『季語』
「夜鷹蕎麦」
寒い寒いこんな日は、一人が淋しい誰かを慰めに行く。
煌びやかな服に身を包み、少し濃いめの化粧で素顔を隠す。本来の名前は忘れ去り、『夜鷹』へと私は変貌する。
日が暮れて、季節が終わりに近づくと人は寒さを覚える。身体だけじゃない、心にも寒い風が吹き込むのだ。
そんな日には『夜鷹』をどうぞ。
あなたの身体を癒します。あなたの心を癒します。……あなたに満足をご提供いたします。

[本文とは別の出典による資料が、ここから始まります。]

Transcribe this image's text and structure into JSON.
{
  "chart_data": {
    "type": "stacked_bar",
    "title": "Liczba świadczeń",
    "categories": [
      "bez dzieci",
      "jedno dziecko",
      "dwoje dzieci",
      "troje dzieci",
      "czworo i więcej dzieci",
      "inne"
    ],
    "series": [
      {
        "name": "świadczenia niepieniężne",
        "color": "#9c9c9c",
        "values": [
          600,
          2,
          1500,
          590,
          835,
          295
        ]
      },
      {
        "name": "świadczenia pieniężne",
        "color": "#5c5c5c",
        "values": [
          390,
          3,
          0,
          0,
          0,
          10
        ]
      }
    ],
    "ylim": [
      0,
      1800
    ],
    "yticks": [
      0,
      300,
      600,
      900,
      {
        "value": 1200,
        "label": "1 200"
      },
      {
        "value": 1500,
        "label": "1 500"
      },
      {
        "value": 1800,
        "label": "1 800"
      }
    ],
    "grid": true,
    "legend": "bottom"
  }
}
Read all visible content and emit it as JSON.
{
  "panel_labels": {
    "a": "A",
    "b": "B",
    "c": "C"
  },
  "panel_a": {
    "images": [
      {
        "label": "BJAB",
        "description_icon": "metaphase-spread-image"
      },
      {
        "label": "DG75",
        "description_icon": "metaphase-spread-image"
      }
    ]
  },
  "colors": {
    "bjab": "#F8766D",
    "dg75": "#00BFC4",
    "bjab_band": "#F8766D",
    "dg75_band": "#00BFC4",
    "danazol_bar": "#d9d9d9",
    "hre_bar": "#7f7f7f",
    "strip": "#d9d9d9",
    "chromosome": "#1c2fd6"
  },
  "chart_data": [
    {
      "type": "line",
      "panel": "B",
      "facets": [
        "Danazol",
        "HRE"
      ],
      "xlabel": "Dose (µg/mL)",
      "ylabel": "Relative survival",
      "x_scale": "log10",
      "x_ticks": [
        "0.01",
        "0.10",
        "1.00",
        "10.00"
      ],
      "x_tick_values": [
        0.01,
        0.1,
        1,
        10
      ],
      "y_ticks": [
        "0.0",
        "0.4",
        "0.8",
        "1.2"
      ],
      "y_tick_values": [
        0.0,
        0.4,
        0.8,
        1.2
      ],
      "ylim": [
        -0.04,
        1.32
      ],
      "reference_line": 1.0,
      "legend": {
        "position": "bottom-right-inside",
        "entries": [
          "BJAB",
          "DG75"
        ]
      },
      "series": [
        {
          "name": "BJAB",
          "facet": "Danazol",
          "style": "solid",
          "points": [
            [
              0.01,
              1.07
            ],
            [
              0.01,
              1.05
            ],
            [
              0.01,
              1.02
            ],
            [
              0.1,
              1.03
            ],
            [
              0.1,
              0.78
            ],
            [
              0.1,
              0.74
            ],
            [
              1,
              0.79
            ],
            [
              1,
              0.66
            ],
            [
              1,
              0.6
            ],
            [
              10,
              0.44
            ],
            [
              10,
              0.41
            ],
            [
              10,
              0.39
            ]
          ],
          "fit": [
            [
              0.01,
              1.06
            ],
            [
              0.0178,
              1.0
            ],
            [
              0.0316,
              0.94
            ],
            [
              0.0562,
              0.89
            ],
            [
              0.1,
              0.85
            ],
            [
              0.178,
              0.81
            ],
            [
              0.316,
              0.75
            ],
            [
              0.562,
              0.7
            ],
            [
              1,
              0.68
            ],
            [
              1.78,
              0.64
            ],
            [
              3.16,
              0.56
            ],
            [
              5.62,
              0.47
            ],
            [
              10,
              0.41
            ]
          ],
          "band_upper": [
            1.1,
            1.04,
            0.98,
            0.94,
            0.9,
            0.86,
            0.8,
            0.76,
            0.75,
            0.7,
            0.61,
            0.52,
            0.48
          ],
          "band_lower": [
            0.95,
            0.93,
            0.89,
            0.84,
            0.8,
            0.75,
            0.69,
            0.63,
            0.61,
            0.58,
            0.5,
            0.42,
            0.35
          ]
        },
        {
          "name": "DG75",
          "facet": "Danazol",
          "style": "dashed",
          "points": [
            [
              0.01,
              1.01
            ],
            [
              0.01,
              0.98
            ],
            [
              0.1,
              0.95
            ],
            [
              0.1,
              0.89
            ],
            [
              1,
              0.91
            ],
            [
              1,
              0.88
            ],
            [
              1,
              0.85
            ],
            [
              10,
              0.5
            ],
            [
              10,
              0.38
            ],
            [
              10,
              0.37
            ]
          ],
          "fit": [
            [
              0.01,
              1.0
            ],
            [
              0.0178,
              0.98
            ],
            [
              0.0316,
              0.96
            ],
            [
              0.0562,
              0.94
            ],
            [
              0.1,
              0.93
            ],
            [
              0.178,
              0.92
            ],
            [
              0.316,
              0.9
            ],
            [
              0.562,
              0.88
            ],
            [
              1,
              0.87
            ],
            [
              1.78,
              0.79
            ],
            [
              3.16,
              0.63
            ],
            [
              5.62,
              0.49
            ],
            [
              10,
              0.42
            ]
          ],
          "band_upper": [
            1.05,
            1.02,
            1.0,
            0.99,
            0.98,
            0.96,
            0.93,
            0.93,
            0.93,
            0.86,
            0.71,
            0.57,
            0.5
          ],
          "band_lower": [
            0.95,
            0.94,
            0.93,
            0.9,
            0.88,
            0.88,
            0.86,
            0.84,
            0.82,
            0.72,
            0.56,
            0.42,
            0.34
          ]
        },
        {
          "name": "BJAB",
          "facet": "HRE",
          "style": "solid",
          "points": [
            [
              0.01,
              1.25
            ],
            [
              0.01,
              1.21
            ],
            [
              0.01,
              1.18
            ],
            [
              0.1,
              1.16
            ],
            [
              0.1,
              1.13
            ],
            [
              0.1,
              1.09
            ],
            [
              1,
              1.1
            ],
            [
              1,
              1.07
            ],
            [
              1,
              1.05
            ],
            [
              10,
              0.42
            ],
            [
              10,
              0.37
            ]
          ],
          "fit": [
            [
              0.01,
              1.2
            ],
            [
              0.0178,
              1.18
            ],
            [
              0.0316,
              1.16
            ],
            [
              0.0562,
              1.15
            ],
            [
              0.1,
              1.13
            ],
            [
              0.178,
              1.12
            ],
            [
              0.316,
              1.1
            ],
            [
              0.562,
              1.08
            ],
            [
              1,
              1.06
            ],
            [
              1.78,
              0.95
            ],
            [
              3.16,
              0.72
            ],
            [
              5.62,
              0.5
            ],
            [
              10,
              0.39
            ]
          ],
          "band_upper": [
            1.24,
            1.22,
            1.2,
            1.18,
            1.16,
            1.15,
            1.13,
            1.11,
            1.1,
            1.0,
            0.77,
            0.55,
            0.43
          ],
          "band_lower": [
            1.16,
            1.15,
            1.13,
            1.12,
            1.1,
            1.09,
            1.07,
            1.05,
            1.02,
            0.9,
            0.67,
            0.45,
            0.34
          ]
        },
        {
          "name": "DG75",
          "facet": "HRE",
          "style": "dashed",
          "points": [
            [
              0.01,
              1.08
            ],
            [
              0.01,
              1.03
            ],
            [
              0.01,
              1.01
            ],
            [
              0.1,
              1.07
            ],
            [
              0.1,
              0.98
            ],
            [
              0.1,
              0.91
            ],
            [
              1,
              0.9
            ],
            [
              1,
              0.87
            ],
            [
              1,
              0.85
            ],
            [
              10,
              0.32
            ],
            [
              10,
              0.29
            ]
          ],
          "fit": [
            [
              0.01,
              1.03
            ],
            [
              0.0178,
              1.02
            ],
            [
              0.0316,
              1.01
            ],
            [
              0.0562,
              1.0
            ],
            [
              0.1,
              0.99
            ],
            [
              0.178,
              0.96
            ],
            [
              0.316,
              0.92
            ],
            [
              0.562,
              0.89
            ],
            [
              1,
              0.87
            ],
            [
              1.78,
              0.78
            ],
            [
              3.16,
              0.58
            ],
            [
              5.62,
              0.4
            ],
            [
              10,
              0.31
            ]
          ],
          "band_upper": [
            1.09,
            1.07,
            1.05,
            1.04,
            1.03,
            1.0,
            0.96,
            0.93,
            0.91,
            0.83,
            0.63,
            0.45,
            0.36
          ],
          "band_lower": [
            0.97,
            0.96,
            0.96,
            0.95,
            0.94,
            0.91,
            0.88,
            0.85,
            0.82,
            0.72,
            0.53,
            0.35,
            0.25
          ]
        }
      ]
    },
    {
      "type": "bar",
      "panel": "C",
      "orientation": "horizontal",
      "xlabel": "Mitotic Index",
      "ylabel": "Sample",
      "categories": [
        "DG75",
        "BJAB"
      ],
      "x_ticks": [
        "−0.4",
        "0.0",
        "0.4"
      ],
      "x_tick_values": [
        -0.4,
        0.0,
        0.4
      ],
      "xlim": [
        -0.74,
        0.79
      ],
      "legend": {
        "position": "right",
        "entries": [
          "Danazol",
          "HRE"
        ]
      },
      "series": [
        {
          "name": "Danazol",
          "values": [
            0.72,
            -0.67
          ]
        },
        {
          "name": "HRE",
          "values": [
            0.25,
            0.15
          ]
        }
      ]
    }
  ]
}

そんな謳い文句と貼り付けた笑顔を携えて、今日もあなたの元へと向かう。
どんなに寒くても、あなたが喜ぶから、薄くて短くて露出の多い服を着る。
どんなに汚くても、あなたが喜ぶから、薄くて短くても褒め続ける。
どんなに下手でも、あなたが喜ぶから、薄くて短くて貧相なあなたのテクに酔いしれる。
そうしてあなたは、満たされ温まり、財布は冷えて、それすら気にせず。明日を生きる。
……ならば、私のこの冷えはどうやったら癒えるだろう。
ずっと探しているけれど、答えなんてどこにも無いのだ。だからその場しのぎで自分を騙して生きてきた。
よろめく足に鞭を打ち、店の中に帰ってく。
中では『夜鷹』がその場しのぎの温もりを抱え、啜り、喉に流し込んでいる。